The superb collections of the Museo de América (Museum of the Americas) make it one of the finest places in the world to see pre-Columbian artifacts from the ancient civilizations conquered by the Spanish Empire.
Inside the museum’s galleries there are countless mysterious artifacts brought back to Spain from the civilizations that were plundered and bloodily swept away by the conquistadors—namely the Incas, Aztecs, and Mayans. Exhibited alongside these are archaeological pieces that provide a window into the art, society, and everyday life of many other regional civilizations—including those that never encountered the Europeans—such as the Peruvian Moches and Chavin people, and the Mexican Olmec and Teotihuacan cultures.
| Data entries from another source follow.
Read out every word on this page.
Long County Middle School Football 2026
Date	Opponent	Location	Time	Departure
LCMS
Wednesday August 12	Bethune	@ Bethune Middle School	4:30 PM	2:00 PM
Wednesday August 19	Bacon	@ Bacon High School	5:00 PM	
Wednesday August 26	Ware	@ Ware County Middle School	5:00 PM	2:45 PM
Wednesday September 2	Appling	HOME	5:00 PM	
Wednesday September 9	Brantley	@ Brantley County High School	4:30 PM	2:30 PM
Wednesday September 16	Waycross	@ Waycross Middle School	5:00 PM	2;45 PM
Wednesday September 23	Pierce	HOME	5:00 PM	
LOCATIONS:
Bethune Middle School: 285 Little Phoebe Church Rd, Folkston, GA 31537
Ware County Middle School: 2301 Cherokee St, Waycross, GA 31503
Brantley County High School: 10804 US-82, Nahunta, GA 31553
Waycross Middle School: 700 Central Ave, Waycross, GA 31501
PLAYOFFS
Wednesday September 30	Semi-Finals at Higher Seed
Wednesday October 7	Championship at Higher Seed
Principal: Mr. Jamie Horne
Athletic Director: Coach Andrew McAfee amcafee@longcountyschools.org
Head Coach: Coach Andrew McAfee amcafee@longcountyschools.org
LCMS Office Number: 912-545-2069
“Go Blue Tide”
Some highlights of the museum include an exhibit on indigenous languages, an ancient mummy from Peru and a Mayan funerary urn, as well as a wonderful collection of gold figurines from the Quimbaya civilization of modern-day Colombia. Of particular significance and historical value are the numerous and striking Incan artifacts, of which very few remain in existence today. The majority of the gold and silver treasures belonging to this fascinating Andean civilization were plundered by the conquistadors to be melted down and made into the famous “pieces of eight” coins, the first global currency.
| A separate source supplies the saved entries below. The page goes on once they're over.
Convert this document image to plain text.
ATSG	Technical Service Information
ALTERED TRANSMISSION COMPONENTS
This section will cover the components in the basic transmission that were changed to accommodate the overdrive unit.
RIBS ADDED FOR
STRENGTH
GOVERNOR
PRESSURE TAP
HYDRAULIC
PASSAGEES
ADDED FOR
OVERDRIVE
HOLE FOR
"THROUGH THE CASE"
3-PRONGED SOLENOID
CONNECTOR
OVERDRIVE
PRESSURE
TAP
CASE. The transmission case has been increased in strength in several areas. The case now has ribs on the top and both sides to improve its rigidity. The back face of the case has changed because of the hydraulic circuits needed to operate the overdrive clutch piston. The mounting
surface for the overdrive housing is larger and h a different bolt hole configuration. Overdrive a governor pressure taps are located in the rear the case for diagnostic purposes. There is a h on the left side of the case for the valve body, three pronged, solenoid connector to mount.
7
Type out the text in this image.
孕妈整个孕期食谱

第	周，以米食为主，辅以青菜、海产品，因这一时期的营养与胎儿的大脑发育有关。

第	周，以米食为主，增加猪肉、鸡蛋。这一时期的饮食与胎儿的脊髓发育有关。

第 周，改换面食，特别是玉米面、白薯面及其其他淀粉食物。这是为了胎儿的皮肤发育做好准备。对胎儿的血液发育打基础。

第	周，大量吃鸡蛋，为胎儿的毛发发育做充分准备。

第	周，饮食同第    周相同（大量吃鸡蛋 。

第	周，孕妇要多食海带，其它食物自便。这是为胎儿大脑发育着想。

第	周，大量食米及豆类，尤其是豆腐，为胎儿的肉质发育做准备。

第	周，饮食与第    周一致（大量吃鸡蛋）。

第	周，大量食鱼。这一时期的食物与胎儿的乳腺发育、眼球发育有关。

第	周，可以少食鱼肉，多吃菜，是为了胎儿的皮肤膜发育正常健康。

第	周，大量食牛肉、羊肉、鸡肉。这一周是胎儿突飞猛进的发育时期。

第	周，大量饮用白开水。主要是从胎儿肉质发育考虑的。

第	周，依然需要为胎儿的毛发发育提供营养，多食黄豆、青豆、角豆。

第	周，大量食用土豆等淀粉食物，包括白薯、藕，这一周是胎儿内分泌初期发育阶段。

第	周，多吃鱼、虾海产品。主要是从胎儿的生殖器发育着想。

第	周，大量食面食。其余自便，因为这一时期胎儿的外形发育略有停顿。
Indeed it was the destruction of such objects to be converted into coinage that made Spain the richest and most powerful country in the world for well over two centuries, an aspect that the museum does not shy away from. Interestingly, unlike many other archaeological collections, this museum doesn’t just showcase the pre-Columbian and pre-colonial history of the Americas. Also displayed are artifacts, paintings, and exhibits that reflect the somber and complex history of Spanish colonialism itself, and how it shaped the modern-day “New World.”
Know Before You Go
Give yourself at least a couple of hours to explore the museum's collection, as it is not only huge but includes a lot of interesting things to see that you might miss if you go through in a hurry. The museum is open from 9:30 a.m. to 3 p.m. from Tuesday to Saturday and 10 a.m. to 3 p.m. on Sundays. The entrance fee is 3 euro. To get to the museum using public transport, the best option is to take the metro (line 3 or 6) to Moncloa station. Take the "Isaac Peral" exit route out to the street and within a short walk, you will see the museum building.